La  imminente formalizzazione del nuovo polo europeo dell’auto Stellantis, con la fusione della francese Peugeot (PSA) e l’italo-americana Fiat-Chrysler (FCA), è stata salutata positivamente da commentatori e stampa economica.

Una fusione che sulla carta pone Stellantis al quarto posto nella classifica mondiale dei produttori di automobili, con una presenza teoricamente capace di sostenere l’urto della concorrenza mondiale e di affrontare la nuova frontiera della sfida tecnologico-industriale dell’auto elettrica.

Tuttavia, uno sguardo, neanche approfondito, pone alcune questioni. In primo luogo, i poteri interni alla governance del costituendo polo europeo dell’auto: il CDA della nascitura Stellantis prevede la maggioranza dei consiglieri in capo al socio francese che, come noto, avrà alla guida l’attuale amministratore delegato di PSA Tavares, portoghese ma formatosi all’”Ecole Centrale de Paris”.

L’operazione sostanzialmente guidata dal governo francese ne vedrà una robusta partecipazione con il 6,2% delle azioni, ad evidente garanzia degli interessi sovrani francesi.

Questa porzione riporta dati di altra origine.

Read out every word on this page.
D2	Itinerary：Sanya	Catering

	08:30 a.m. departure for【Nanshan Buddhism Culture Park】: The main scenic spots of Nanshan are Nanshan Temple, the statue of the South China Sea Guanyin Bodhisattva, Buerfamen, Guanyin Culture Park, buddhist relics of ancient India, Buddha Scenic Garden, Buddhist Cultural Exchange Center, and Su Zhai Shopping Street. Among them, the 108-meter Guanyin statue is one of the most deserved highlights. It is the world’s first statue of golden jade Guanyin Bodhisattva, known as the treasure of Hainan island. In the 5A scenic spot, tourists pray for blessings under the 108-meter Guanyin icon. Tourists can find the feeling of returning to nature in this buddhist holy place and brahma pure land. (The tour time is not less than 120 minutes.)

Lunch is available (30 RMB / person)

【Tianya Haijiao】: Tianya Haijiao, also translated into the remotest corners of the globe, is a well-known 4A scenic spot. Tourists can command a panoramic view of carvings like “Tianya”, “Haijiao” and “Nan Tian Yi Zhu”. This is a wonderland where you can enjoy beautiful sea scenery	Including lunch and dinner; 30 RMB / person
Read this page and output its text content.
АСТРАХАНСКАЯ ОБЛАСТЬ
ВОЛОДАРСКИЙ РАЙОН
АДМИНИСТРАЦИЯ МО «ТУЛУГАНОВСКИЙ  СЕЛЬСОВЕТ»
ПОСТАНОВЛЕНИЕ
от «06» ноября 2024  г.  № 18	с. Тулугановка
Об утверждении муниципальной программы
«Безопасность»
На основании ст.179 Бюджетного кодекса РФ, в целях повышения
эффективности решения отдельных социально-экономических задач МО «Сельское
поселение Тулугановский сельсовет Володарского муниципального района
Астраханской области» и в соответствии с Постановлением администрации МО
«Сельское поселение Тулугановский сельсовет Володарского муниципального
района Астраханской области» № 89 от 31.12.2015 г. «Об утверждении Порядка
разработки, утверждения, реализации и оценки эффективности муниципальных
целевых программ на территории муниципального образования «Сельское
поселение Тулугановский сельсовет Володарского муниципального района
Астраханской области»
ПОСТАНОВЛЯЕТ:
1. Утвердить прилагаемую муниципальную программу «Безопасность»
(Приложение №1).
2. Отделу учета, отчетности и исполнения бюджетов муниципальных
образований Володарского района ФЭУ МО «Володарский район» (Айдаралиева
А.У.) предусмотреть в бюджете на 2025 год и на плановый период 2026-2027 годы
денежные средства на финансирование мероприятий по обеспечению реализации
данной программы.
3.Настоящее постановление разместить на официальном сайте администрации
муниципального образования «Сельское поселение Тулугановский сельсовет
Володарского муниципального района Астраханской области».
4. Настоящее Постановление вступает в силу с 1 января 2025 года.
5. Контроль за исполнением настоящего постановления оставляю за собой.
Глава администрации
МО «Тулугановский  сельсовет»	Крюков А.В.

Una presenza politica con un peso specifico, verrebbe da dire, ben superiore alla quota azionaria del 14% di EXOR, la holding finanziaria della famiglia Agnelli con sede in Olanda.

Il trasferimento della presenza pubblica da PSA nel capitale della Stellantis non costituisce certo una novità, anche la Wolkswagen ha una storica e solida componente pubblica nel suo azionariato, ma dovrebbe dirci qualcosa circa il ruolo pubblico nelle politiche industriali.

Il governo italiano che pure ha sostenuto finanziariamente con un prestito di 6 miliardi EXOR, senza menzionare lo storico sostegno economico dello Stato alla Fiat, ha deciso (?) di starsene fuori dalla porta, evidentemente il destino degli stabilimenti italiani e delle migliaia di lavoratori del settore sono sufficientemente garantiti dalla “mano invisibile” del mercato.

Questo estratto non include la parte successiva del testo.